Вот они, речи пророка: в пустыне
Камни внимали, пичуги с высот
Стаями долу слетались. А ныне
Кто разверзает пророческий рот?
Медом Валгаллы, мелическим воском
Тысячелетья питали, любя.
Дух, оказавшийся недоноском,
Кто же придет домогаться тебя?
..........................................
Вот мы приблизились тоже, мы рядом…
Кто замечает, кого ворожит
Будущее ускользающим взглядом,
Сердца неверная стрелка дрожит?
Нет, глухотою счастливой объяты —
Звери, что смертного часа не ждут,
Ставшие пушечным мясом солдаты,
Как бы уже не живущие тут,
Как бы не жившие. Этим и нету
Гибели, страха, потери всего.
Боже, твой гнев запоздалый к ответу,
Праведный, не призовет никого.
Эти стихи “На новое тысячелетие” из цикла “Безблагодатные оды”, занимающие, даже чисто технически, срединное место в изборнике Алексея Машевского, представляются мне литературной манифестацией не менее значимой, нежели его же программные статьи “Человек в поле культуры” или “Кое-что об искусстве (с попутными замечаниями)”.
Поскольку мы от общих умствований добрались наконец до собственно стихов — первое впечатление от сквозного прочтения “Избранного”: удивительно ровная книга. Каждое стихотворение столь самоценно и самодостаточно, что ничуть не выигрывает и не проигрывает при сравнении с соседствующими. Поэтому чрезвычайно трудно выбирать стихи для цитирования, отдать какому-то одному предпочтение.
Сказанное вовсе не подразумевает отсутствие авторской эволюции: она, несомненно, наличествует — прежде всего в просодии, в ритмике. Книга разбита на три раздела: “Восьмидесятые”, “Девяностые” и “Новый век”. Для стихотворений 80-х годов характерна “долгая” строка, восходящая (не знаю, согласится ли со мной автор) к опыту Юрия Левитанского (“Кинематограф” и “День такой-то”) — с его изощренными и одновременно какими-то “разболтанными” ритмами. (Строго говоря, нечто подобное предпринимал на заре 60-х и юный Бродский.) Стихи последующего десятилетия отмечены ужесточением формы, обогащенным воспринятой явно через Кушнера разностопицей. В новом же веке Машевский, похоже, все более тяготеет к классическим катренам, не отказывая себе, впрочем, в удовольствии иных метрических вариаций, вплоть до постбродских анжамбеманов:
В молодости любовь еще не знает масштабов
Жизни, а главное, смерти, не знает ее габаритов,
Ни подводных течений чувства, ни выбоин и ухабов
Обремененной совести, ни выдачею кредитов
Занятого уязвленного самолюбия, ни мельканья
Перед глазами своих и чужих отталкивающих примеров…

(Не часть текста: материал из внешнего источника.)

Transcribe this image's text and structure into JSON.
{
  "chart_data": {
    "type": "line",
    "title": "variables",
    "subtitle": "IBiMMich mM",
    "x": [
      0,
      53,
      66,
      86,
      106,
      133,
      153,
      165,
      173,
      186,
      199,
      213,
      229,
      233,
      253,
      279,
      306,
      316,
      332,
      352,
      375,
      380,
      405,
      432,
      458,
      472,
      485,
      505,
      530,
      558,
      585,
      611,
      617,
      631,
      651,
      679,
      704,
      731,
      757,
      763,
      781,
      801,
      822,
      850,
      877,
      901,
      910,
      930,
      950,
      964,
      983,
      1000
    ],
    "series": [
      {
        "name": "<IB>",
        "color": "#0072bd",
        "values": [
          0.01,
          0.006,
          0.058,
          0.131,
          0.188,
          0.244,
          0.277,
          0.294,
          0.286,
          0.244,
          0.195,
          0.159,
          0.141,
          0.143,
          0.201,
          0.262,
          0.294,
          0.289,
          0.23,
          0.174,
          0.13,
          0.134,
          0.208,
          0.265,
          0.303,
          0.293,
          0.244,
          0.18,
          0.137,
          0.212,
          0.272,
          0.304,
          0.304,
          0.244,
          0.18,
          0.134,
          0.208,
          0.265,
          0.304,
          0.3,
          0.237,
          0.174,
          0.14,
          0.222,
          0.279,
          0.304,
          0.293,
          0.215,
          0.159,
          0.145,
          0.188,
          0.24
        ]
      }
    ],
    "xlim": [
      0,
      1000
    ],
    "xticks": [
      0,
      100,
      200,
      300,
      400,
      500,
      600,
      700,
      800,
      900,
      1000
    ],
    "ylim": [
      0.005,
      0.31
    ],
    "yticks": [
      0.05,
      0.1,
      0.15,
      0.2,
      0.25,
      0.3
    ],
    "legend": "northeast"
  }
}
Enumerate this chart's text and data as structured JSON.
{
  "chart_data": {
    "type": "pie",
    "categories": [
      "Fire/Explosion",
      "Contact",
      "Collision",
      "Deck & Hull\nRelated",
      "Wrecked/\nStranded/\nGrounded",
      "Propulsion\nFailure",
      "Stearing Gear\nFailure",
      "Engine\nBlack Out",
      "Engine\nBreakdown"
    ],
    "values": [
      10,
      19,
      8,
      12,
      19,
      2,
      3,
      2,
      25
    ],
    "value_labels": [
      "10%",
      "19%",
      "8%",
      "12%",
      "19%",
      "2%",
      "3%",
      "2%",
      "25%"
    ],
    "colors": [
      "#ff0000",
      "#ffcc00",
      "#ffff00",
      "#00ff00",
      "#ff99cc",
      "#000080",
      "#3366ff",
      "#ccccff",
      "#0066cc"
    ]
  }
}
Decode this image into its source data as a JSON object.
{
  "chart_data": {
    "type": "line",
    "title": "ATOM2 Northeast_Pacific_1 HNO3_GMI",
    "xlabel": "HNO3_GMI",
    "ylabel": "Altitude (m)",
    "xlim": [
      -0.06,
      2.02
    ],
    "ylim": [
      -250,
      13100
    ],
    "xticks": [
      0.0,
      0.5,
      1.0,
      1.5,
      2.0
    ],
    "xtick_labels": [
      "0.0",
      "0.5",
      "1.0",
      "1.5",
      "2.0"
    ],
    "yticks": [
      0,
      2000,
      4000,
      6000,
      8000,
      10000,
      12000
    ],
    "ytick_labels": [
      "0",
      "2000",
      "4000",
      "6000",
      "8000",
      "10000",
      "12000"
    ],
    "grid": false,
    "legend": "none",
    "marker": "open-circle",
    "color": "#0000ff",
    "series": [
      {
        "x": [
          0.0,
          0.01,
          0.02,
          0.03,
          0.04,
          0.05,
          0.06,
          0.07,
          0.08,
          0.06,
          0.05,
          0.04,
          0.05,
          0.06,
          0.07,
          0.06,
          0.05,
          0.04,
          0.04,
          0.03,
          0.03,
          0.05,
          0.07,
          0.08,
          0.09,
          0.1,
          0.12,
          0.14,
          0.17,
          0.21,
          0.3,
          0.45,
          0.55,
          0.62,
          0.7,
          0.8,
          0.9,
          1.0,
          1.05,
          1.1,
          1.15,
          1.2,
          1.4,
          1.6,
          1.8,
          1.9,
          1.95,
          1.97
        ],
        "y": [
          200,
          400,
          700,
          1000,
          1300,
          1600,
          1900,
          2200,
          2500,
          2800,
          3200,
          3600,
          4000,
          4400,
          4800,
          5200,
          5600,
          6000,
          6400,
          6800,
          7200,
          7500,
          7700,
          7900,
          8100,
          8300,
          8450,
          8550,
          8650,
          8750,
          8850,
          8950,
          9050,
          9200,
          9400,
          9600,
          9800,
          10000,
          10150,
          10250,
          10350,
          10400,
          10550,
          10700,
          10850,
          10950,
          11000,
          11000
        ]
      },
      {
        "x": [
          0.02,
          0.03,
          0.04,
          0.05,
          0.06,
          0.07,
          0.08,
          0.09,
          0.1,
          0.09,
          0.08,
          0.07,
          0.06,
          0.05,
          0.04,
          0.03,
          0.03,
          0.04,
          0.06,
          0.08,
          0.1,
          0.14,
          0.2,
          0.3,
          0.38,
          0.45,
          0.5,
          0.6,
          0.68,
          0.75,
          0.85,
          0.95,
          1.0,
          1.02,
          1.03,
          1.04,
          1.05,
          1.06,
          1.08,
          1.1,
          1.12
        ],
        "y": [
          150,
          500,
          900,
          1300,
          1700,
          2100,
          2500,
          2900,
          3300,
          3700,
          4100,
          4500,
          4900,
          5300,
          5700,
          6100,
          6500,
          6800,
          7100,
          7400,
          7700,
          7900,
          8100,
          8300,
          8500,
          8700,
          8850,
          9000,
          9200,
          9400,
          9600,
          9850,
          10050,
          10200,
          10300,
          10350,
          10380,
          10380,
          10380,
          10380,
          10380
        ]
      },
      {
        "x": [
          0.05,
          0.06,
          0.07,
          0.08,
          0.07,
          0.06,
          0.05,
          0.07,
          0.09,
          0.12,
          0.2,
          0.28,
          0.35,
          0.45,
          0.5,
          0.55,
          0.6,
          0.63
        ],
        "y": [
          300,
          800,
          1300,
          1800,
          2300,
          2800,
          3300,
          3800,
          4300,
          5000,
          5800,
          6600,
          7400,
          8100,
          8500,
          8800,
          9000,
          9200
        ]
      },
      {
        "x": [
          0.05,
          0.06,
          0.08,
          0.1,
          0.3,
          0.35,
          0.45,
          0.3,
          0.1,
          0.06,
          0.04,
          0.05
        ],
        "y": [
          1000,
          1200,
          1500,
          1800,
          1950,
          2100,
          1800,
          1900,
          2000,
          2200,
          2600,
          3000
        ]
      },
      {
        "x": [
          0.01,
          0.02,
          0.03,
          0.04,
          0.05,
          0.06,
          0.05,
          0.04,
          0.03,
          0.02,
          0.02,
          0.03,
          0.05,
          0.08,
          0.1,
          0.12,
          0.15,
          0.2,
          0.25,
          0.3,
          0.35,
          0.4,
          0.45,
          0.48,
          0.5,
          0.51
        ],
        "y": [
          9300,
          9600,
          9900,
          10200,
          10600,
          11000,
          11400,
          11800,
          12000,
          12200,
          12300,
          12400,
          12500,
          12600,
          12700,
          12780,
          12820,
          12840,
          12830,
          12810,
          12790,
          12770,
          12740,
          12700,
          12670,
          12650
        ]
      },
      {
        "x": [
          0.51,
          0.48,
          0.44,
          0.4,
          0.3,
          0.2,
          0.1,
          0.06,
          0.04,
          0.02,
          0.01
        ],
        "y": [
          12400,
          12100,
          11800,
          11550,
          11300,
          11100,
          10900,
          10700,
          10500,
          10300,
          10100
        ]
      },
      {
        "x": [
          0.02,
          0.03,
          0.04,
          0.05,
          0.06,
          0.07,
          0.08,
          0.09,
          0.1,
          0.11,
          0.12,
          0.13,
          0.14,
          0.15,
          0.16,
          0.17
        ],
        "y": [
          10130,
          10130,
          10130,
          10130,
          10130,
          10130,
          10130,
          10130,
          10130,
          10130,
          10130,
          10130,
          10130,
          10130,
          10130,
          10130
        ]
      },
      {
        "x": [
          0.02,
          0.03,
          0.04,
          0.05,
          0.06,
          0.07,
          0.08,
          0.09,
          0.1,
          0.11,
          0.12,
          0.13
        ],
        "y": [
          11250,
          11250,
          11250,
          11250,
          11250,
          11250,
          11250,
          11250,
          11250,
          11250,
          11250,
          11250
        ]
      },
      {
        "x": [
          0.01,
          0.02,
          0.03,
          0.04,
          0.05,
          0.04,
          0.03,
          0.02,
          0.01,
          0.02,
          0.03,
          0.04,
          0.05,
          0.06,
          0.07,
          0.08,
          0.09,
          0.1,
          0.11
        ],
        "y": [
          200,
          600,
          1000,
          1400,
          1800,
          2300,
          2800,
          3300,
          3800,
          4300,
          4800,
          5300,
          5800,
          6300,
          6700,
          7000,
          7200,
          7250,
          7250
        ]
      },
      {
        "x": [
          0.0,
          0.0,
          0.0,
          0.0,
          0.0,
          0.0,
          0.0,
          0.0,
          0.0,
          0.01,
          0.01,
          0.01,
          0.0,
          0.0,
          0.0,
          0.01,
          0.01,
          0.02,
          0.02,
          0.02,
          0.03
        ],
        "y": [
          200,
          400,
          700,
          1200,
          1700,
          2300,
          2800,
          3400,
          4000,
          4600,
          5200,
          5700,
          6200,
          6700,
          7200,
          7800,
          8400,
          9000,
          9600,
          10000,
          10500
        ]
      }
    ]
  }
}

Но главное, повторяюсь, главное — это незнанье
Помалкивающей смерти, реальных ее размеров.
Приступая к анализу стихов Алексея Машевского, я процитировал пушкинские слова “оригинален, ибо мыслит”. Но вспомним, что Пушкин, говоря о Боратынском, немедленно добавил: “…между тем как чувствует сильно и глубоко”. Сильное и глубокое чувствование, строго говоря и отличающее поэта от рифмующего резонера, в случае Машевского — всегда чувствование эстетическое. Задача художника для него — в эстетическом осознании действительности, а не в ее эстетическом описании. При этом удивительной чертой мировидения Машевского является фактическое равноправие реальности культуры и реальности природы. Они взаимообречены друг на друга, взаимозависимы: похоже, что для автора вещь, не отраженная в зеркале культуры, не эстетизированная, — не то чтобы не существует вовсе, но как бы недосуществует, является недовоплощенной. Задача поэта — подобно Адаму, давать вещам имена. Но давать имена лишь вещам (явлениям) уже созданным, существующим. В этом, кстати, какое-то удивительное целомудрие и смирение нашего автора — в противовес традиционно демиургическим интенциям не только поэтов-романтиков, но и классицистов. Он, похоже, избрал для себя скромную роль коллекционера (каталогизатора, систематизатора) окружающей реальности. Реальности, в которой на равных сосуществуют и “морская свинка Люська”, и обнявшиеся в “Британском гербовнике” “лев с единорогом”. Все они собраны вместе и эстетизированы (читай — одухотворены).